CAJON DEL MAIPO: LA OCUPACIÓN, LA RIBERA Y EL PAISAJE

por Carolina Briones | *Para Santiago Adicto – @santiagoadicto

Dicen que los primeros en incursionar en el Cajón fueron, claro está, los españoles, aunque lo cierto es que estas antiguas tierras montañosas ya habían sido visitadas por Chiquillanes e Incas. Pero como la historia la escriben siempre los vencedores, los primeros registros en libros, imágenes y antecedentes son los que dejaron escritos los conquistadores y, muchos años más tarde, nombres como Vicuña Mackenna e incluso el inglés Charles Darwin hicieron lo mismo. Todos se atrevieron a ingresar en este paraíso, por esos años solo un prístino puñado de montañas encajonadas y laderas descubiertas de vegetación, pero aun así de prometedoras tierras fértiles.Pocas cosas han sido tan catalizadoras de la ocupación como la necesidad humana mínima de procurarse el alimento y el impulso animal por salirse de las fronteras, ir más allá.

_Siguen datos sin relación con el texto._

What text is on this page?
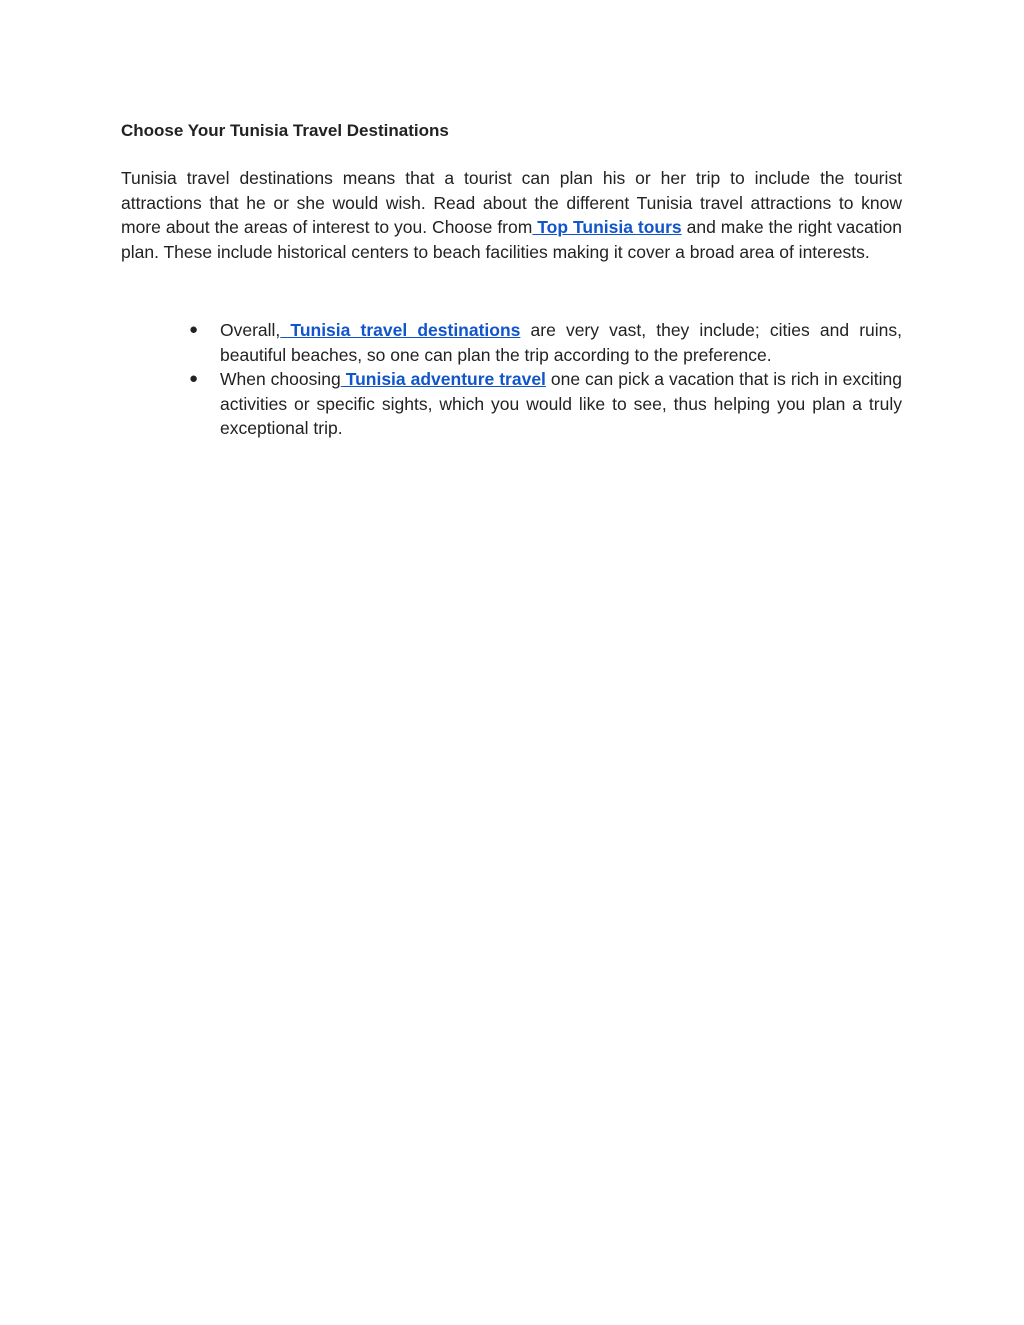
Choose Your Tunisia Travel Destinations

Tunisia travel destinations means that a tourist can plan his or her trip to include the tourist attractions that he or she would wish. Read about the different Tunisia travel attractions to know more about the areas of interest to you. Choose from Top Tunisia tours and make the right vacation plan. These include historical centers to beach facilities making it cover a broad area of interests.

● Overall, Tunisia travel destinations are very vast, they include; cities and ruins, beautiful beaches, so one can plan the trip according to the preference.
● When choosing Tunisia adventure travel one can pick a vacation that is rich in exciting activities or specific sights, which you would like to see, thus helping you plan a truly exceptional trip.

Y es en esa acción exploratoria que encontramos las claves de la construcción de la idea de paisaje: entrar en un territorio ajeno al humano y ordenarlo según sus ideales, física o mentalmente. Algo así como una sucesión de acciones temporales que buscan el atravieso, el recorrido y una lectura simbólica del territorio.

Embalse El Yeso | @ruta_7

Pero volvamos atrás un poco, cuando el ingreso al Cajón del Maipo determinó una idea difusa de la ocupación de la ribera y un concepto utilitario de aprovechamiento del Río. A partir de ahí, la minería y las faenas productivas, y luego el turismo, han sido catalizadores de la re habitación del Valle, así como configuradores del paisaje que conocemos hoy, en que el sitio se levanta como uno de los principales atractivos turísticos para la Región Metropolitana. Al año recibe a 3 millones 600 mil visitantes y cada fin de semana congrega alrededor de 25 mil personas, atraídos por diversas zonas de interés y asociados a actividades al aire libre en paisajes naturales. Ocupaciones temporales e informales del territorio vinculadas al deporte, al ocio, a la recreación, al descanso y a la contemplación, de variada concurrencia de acuerdo a la época del año en que se realizan.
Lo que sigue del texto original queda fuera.